Вошла мать, с укоризной взглянула на него: нельзя так долго говорить. Затем поглядела на меня. Да, надо уходить, больному нужен покой. Протянул Виктору руку. Он долго держал ее в своей, губы дрожали, глаза говорили: приходи еще, еще…
Далеко от нашей деревня Семыкино, но я часто навещал Курина. Раза два ходили со мной Никола, Панно, Шаша, а однажды и Нюрка.
— А, купчиха пожаловала! — обрадовался было Виктор, но Нюрка сразу на дыбы:
— Вот-вот, лучше роли, чем купецкая невеста, мне не нашли. Так и буду я вам купчихой, ждите!
— Не хочу быть крестьянкой, хочу быть столбовой дворянкой…
— Да поймите же вы, засмеют меня в деревне, пристанет это дрянное купецкое прозвище.
— Кем же хочешь быть?
— Дуняшкой. Эта роль по мне. — И затопталась у кровати, делая сиротские глаза, — Витенька, миленький, уговори наших, Дуняшкой я буду отменной.

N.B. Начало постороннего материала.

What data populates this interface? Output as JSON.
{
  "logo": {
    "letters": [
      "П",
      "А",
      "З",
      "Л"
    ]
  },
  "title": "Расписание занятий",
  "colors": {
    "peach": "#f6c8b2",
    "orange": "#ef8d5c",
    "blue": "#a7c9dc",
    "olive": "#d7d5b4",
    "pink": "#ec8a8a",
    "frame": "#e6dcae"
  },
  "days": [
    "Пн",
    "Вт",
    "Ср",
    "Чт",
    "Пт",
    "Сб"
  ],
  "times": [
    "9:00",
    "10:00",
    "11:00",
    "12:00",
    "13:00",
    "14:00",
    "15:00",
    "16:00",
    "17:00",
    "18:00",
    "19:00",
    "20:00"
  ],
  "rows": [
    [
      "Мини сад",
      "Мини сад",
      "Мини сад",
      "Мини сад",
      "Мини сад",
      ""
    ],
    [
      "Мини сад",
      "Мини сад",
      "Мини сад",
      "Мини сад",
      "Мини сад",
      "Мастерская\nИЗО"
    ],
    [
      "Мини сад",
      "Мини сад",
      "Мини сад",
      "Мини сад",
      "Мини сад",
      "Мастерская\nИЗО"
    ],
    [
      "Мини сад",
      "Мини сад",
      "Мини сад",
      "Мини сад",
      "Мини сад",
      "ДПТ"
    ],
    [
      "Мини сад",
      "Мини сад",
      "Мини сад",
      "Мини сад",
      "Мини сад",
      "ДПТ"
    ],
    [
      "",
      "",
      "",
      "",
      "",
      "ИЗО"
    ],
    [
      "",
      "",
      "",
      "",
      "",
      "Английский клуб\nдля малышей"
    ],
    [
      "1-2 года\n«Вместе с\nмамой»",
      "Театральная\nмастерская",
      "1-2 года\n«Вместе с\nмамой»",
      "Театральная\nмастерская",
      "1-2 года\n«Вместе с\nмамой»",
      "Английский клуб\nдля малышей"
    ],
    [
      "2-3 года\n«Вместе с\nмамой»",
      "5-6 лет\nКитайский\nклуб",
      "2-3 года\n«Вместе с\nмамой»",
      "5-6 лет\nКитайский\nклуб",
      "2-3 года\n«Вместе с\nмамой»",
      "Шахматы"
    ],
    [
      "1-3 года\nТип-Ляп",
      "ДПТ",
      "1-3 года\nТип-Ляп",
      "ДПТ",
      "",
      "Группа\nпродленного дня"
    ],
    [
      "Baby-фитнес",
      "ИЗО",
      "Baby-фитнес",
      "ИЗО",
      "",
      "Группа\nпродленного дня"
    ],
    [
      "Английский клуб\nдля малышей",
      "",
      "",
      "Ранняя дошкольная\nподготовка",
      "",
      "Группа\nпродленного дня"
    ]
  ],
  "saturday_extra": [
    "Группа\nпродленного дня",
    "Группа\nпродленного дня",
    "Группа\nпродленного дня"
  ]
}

Болезнь не отступала. Как-то я застал у Виктора знакомого фельдшера Хренова, который однажды пытался лечить моего отца от запоя способом «облегчения». Еще в коридоре я услышал его привычные словечки: «хоша», «мабуть», «пардон». А когда вошел, увидел: и Виктор, и фельдшер — оба, морщась, тянули из стаканов самогон.